Audrey E. Evans, 85, was in the vanguard of oncologists who brought hope to children with cancer.

Meanwhile, at Children's Hospital of Philadelphia, surgeon-in-chief C. Everett Koop had built a large cancer practice "with a particular interest in neuroblastoma." And by 1969, he needed an oncologist.

So, Koop flew to Chicago and recruited Evans as chief of oncology in the red carpet room at O'Hare International Airport.

"To come to a place as big as Children's in Philadelphia and run their cancer program, wow, that really was a cancer program," Evans says.

At that time, Koop says, surgeons ruled the roost, but used their own techniques too much. To improve care, they needed to standardize, Koop says.

"That is where Audrey came in and did very well," says Koop, the former surgeon general of the United States who now lives in New Hampshire.

As a result, Koop says, her effect on pediatric oncology was not only immediate, but it was durable because she led the effort to standardize care and get the patients into clinical trials in Philadelphia and nationally.

At Children's Hospital, Evans focused her research on neuroblastoma while running the oncology division. She developed a staging system to evaluate the cancer's severity and guide treatment.

And she noticed that the tumors in some infants with widespread neuroblastoma would spontaneously regress.

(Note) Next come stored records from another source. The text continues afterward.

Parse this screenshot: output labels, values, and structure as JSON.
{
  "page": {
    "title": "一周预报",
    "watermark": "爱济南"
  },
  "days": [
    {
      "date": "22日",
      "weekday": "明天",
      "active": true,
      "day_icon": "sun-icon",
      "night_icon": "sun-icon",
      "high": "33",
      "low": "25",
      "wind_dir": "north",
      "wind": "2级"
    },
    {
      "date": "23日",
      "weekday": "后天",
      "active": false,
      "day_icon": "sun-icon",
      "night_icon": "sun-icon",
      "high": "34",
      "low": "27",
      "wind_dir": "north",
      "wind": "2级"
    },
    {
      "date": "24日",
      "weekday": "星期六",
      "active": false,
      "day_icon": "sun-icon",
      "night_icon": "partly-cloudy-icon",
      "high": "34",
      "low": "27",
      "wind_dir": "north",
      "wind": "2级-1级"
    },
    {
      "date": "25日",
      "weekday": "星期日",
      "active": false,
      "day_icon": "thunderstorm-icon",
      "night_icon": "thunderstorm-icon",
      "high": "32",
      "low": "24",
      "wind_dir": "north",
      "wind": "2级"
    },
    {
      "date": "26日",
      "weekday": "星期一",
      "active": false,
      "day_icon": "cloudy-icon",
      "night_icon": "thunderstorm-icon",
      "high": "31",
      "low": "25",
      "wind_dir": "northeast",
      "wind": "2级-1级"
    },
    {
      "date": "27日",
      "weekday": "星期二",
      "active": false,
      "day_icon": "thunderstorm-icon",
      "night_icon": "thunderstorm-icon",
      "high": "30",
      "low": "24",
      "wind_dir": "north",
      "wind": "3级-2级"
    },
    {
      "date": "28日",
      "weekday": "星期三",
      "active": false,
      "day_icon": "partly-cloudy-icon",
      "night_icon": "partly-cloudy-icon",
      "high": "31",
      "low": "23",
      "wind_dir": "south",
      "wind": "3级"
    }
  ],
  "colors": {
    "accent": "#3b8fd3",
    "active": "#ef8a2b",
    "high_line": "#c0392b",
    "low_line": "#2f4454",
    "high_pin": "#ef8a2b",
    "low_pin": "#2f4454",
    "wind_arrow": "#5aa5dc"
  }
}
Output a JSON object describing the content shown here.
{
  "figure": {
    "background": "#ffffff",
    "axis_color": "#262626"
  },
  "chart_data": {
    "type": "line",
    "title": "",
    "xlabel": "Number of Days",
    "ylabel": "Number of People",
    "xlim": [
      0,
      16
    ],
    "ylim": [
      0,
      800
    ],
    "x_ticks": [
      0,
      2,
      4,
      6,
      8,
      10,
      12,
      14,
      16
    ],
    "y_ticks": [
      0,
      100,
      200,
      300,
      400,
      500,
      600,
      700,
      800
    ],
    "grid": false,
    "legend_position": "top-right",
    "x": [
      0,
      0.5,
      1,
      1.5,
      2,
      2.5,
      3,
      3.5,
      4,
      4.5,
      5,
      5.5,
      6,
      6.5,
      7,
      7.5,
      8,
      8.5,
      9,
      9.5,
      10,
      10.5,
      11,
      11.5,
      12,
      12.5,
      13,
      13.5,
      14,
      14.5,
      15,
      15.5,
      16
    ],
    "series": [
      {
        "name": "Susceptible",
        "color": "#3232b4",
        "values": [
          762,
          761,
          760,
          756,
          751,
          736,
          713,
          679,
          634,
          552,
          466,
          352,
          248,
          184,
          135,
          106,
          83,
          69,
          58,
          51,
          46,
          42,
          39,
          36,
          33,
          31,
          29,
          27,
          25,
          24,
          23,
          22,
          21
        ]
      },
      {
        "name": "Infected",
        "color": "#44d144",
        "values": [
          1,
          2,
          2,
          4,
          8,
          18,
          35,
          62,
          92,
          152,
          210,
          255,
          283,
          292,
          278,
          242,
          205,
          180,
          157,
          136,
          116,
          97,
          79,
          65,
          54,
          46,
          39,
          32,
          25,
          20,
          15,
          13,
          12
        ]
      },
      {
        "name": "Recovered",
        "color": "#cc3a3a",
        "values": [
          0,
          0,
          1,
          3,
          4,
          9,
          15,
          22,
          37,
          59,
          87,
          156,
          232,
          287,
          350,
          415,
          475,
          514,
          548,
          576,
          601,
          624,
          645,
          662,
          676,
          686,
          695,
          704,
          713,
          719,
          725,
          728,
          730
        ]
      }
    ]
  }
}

"It is the only cancer where you can have quite a lot of cancer, where if you sit tight, it will go away," she says.

She was able to identify which kids would get better, sparing them highly toxic treatments.

Still, most don't get the "good neuroblastoma" and, even today, many die even after undergoing various combinations of surgery, intense chemotherapy, and radiation.

"I don't think any disease is quite so extraordinary . . . that you have the wide range of universal death or sit tight" and it will disappear on its own, she says.

Evans also focused on the families of sick kids.

In 1974, she teamed with Eagles tight end Fred Hill, whose 3-year-old daughter successfully battled leukemia at Children's Hospital.

Together they formed the first Ronald McDonald House, where relatives of patients could live during lengthy treatment regimens. Worldwide, there are now 284 Ronald McDonald Houses.

Despite all the support, progress with neuroblastoma has lagged that of other cancers. Still there are successes.

Barbara Mullen was one.

She was diagnosed with neuroblastoma at age 4 in 1976. After surgery to remove the tumor that had spread into her right kidney, the little girl underwent six weeks of radiation and then two years of chemotherapy.

"I was a terror on the ward," Mullen wrote in an e-mail about Evans.

The woman, now a lieutenant commander in the Navy, remembers bursting into the oncologist's office with a water pistol as Evans was talking to parents of another sick child.